The PAC then in turn donated $2.7 million to several candidates and committees, including but not limited to eleven of the twelve senators on the Subcommittee for Consumer Protection, Product Safety, and Data Security, which directly oversees legislation relevant to Facebook’s operations.

These Senators received a total of $190,000, a revelation that came to light at a time when this panel was interviewing Facebook’s Head of Safety, Antigone Davis.

House members received around $600,000 from such contributions with Speaker Nancy Pelosi receiving around $37,000.

Facebook’s lobbying expenditures rose to more than $20,000,000 in 2021, making it one of the largest lobbying forces last year, neck-and-neck with Amazon also nearly $20 million.

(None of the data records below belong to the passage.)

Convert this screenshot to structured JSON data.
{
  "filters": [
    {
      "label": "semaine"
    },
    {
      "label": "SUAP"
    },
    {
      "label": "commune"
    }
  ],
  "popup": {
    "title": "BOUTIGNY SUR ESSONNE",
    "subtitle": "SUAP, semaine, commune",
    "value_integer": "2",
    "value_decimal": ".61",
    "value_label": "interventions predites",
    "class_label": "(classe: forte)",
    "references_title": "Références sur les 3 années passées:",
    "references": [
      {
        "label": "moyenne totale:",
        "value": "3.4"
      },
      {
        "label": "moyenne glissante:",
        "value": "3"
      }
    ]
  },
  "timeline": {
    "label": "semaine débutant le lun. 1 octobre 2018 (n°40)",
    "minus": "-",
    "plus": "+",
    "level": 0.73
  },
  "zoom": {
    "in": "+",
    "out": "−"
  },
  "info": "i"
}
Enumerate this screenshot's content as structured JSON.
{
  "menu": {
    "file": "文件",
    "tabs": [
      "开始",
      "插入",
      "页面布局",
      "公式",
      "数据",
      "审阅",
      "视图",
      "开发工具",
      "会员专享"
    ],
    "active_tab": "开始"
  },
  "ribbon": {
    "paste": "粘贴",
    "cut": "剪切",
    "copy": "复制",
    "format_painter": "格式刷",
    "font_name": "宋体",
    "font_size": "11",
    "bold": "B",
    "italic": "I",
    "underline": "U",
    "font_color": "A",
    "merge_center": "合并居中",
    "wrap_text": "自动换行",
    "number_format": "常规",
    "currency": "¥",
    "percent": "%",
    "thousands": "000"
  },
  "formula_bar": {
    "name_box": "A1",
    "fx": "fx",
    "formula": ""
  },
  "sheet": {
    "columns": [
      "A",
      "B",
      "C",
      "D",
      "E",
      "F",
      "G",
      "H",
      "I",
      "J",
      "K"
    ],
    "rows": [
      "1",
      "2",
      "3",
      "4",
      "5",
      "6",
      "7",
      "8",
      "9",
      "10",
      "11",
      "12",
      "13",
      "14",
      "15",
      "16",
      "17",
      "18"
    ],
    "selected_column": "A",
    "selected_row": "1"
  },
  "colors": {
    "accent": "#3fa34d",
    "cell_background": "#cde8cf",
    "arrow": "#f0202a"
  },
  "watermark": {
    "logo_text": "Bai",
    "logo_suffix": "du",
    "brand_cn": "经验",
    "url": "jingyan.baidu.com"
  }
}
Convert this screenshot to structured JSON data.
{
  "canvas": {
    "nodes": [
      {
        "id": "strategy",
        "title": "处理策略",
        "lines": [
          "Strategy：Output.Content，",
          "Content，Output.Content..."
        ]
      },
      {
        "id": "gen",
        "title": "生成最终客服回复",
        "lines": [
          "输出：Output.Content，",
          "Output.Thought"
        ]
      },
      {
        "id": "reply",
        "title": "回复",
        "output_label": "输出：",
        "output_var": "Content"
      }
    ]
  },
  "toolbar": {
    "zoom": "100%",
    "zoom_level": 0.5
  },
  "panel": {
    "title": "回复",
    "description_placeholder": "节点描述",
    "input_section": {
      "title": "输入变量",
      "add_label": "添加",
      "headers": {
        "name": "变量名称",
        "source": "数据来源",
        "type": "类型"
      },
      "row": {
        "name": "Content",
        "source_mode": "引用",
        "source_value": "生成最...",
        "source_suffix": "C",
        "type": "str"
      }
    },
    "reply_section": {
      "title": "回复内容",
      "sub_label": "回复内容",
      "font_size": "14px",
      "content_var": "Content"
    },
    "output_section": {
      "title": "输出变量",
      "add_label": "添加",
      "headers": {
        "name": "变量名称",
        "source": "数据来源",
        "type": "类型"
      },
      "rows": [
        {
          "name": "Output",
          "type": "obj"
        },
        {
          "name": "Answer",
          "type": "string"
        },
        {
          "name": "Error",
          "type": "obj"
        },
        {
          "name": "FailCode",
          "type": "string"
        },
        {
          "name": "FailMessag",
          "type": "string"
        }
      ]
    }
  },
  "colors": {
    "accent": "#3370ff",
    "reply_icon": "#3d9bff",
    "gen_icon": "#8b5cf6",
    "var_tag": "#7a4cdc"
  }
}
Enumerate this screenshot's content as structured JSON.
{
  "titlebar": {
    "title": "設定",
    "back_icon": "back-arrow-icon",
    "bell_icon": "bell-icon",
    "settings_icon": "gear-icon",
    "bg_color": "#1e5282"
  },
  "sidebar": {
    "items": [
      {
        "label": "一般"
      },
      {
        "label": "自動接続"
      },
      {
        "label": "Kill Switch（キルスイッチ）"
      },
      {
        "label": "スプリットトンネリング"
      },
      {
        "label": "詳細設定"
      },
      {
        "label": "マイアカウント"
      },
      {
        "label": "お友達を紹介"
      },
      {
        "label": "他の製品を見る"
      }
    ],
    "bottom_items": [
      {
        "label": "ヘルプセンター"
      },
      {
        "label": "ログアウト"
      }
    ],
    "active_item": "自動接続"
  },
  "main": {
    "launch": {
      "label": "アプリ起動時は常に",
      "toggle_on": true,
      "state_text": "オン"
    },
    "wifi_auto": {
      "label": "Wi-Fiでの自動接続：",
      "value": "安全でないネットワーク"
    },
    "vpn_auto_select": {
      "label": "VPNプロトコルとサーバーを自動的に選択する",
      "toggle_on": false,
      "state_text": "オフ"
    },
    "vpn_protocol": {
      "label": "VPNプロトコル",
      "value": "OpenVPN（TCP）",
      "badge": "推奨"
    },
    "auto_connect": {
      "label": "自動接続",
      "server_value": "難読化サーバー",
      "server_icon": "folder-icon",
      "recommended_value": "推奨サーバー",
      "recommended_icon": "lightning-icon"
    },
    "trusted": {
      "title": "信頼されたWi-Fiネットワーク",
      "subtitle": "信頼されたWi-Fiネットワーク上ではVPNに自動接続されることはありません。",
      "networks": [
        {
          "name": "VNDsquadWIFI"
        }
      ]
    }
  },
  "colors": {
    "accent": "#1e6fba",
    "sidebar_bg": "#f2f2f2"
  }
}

Currently, Meta Platforms is involved in lobbying several bills before the house dealing with issues of data encryption, platform competition, security and online advertisements.

Lobbying disclosures reveal that Facebook and various subsidiaries and Meta Platforms spent much of that $20 million aimed at killing bills like H.R. 3826, titled the Platform Competition and Opportunity Act of 2021, a bill that would generally prohibit a “covered platform” from wholly acquiring another company or the assets of another company engaged in similar commerce.

Another bill dealing with similar matters, H.R. 3825, the Endling Platform Monopolies Act, also aims to “eliminat[e] the conflicts of interest that arise from dominant online platforms’ concurrent ownership or control of an online platform and certain other businesses.”

Neither of the bills is expected to pass at least partly thanks to lobbying efforts by those who stand to lose the most.